• Health affairs · May 2011

    Why behavioral and environmental interventions are needed to improve health at lower cost.

    • Bobby Milstein, Jack Homer, Peter Briss, Deron Burton, and Terry Pechacek.
    • Centers for Disease Control and Prevention, in Atlanta, Georgia, USA. bmilstein@cdc.gov
    • Health Aff (Millwood). 2011 May 1;30(5):823-32.

    AbstractWe used a dynamic simulation model of the US health system to test three proposed strategies to reduce deaths and improve the cost-effectiveness of interventions: expanding health insurance coverage, delivering better preventive and chronic care, and protecting health by enabling healthier behavior and improving environmental conditions. We found that each alone could save lives and provide good economic value, but they are likely to be more effective in combination. Although coverage and care save lives quickly, they tend to increase costs. The impact of protection grows more gradually, but it is a critical ingredient over time for lowering both the number of deaths and reducing costs.

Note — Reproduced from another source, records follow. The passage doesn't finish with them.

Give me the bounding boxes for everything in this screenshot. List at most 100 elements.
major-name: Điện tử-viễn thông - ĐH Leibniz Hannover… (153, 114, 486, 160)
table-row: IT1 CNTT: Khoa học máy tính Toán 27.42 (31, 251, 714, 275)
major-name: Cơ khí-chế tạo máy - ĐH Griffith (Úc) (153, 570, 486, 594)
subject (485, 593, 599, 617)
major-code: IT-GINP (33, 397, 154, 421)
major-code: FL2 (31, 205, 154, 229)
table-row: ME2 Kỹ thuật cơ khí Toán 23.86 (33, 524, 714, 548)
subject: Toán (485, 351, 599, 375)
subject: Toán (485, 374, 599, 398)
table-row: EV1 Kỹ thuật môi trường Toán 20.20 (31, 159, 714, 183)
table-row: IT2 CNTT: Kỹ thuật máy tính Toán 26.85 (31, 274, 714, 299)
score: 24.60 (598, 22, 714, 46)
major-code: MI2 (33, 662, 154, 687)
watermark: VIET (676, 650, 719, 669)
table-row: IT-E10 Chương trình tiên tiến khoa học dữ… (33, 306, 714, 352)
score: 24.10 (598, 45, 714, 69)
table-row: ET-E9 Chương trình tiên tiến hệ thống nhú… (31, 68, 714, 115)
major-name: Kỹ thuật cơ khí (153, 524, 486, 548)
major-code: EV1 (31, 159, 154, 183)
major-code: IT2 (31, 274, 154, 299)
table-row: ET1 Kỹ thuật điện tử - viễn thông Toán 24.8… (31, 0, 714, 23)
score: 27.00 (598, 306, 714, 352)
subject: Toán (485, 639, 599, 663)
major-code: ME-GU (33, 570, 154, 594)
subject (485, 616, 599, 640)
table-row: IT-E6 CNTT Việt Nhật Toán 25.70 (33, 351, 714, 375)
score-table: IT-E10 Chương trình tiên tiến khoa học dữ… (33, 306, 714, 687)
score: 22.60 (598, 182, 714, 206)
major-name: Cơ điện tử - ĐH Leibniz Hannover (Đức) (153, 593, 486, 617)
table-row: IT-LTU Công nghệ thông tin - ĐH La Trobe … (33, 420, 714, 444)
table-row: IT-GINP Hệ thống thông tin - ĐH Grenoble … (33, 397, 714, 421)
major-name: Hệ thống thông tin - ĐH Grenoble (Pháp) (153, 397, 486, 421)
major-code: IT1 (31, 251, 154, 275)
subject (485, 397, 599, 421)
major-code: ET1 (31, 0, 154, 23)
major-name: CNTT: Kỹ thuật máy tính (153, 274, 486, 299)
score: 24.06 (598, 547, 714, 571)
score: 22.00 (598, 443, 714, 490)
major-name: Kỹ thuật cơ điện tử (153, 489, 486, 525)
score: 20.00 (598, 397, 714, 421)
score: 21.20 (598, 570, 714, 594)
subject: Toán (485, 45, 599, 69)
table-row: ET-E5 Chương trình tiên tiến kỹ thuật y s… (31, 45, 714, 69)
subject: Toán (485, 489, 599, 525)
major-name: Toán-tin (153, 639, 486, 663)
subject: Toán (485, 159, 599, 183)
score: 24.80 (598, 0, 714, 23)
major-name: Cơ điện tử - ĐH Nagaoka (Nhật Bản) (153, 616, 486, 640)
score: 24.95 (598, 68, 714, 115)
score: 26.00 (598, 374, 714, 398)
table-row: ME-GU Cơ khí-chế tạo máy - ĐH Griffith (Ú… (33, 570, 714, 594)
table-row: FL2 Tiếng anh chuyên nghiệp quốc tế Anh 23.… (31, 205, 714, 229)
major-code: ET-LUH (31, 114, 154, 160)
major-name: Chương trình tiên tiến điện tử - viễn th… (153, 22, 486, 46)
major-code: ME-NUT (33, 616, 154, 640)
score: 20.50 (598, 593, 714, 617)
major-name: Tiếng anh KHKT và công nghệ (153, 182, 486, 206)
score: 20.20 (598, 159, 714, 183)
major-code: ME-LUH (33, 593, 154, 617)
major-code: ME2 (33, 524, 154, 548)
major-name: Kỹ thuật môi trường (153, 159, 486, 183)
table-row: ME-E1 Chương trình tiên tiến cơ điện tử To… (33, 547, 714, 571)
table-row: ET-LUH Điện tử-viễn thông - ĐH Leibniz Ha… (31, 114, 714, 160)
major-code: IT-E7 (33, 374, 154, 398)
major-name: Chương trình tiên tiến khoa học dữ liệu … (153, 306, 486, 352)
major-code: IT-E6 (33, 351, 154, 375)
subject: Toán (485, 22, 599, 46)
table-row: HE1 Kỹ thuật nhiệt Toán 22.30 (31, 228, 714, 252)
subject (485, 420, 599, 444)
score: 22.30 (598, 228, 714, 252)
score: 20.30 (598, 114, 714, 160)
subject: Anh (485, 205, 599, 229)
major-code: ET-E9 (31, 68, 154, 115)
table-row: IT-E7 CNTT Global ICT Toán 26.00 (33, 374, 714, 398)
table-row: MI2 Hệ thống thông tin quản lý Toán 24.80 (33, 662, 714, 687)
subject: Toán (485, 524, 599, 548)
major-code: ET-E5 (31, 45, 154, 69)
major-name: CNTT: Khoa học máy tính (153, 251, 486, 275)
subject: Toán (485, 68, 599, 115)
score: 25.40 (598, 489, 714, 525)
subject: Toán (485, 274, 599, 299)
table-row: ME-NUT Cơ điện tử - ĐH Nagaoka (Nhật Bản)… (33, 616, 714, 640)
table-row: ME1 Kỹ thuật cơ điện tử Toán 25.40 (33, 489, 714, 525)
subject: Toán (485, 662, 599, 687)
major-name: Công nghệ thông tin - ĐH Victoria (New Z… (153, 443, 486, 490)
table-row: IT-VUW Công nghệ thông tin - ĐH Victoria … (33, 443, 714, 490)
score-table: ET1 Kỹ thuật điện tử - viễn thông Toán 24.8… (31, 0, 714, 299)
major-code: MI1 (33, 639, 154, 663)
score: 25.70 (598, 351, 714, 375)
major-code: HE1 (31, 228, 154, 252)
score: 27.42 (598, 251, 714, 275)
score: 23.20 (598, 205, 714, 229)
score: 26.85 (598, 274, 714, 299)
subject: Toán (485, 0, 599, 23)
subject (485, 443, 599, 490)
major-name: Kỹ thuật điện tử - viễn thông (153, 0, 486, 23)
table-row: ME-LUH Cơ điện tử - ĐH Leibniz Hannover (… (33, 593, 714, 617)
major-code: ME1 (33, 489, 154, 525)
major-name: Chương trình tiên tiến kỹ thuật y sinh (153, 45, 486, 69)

Only protection slows the growth in the prevalence of disease and injury and thereby alleviates rather than exacerbates demand on limited primary care capacity. When added to a simulated scenario with coverage and care, protection could save 90 percent more lives and reduce costs by 30 percent in year 10; by year 25, that same investment in protection could save about 140 percent more lives and reduce costs by 62 percent.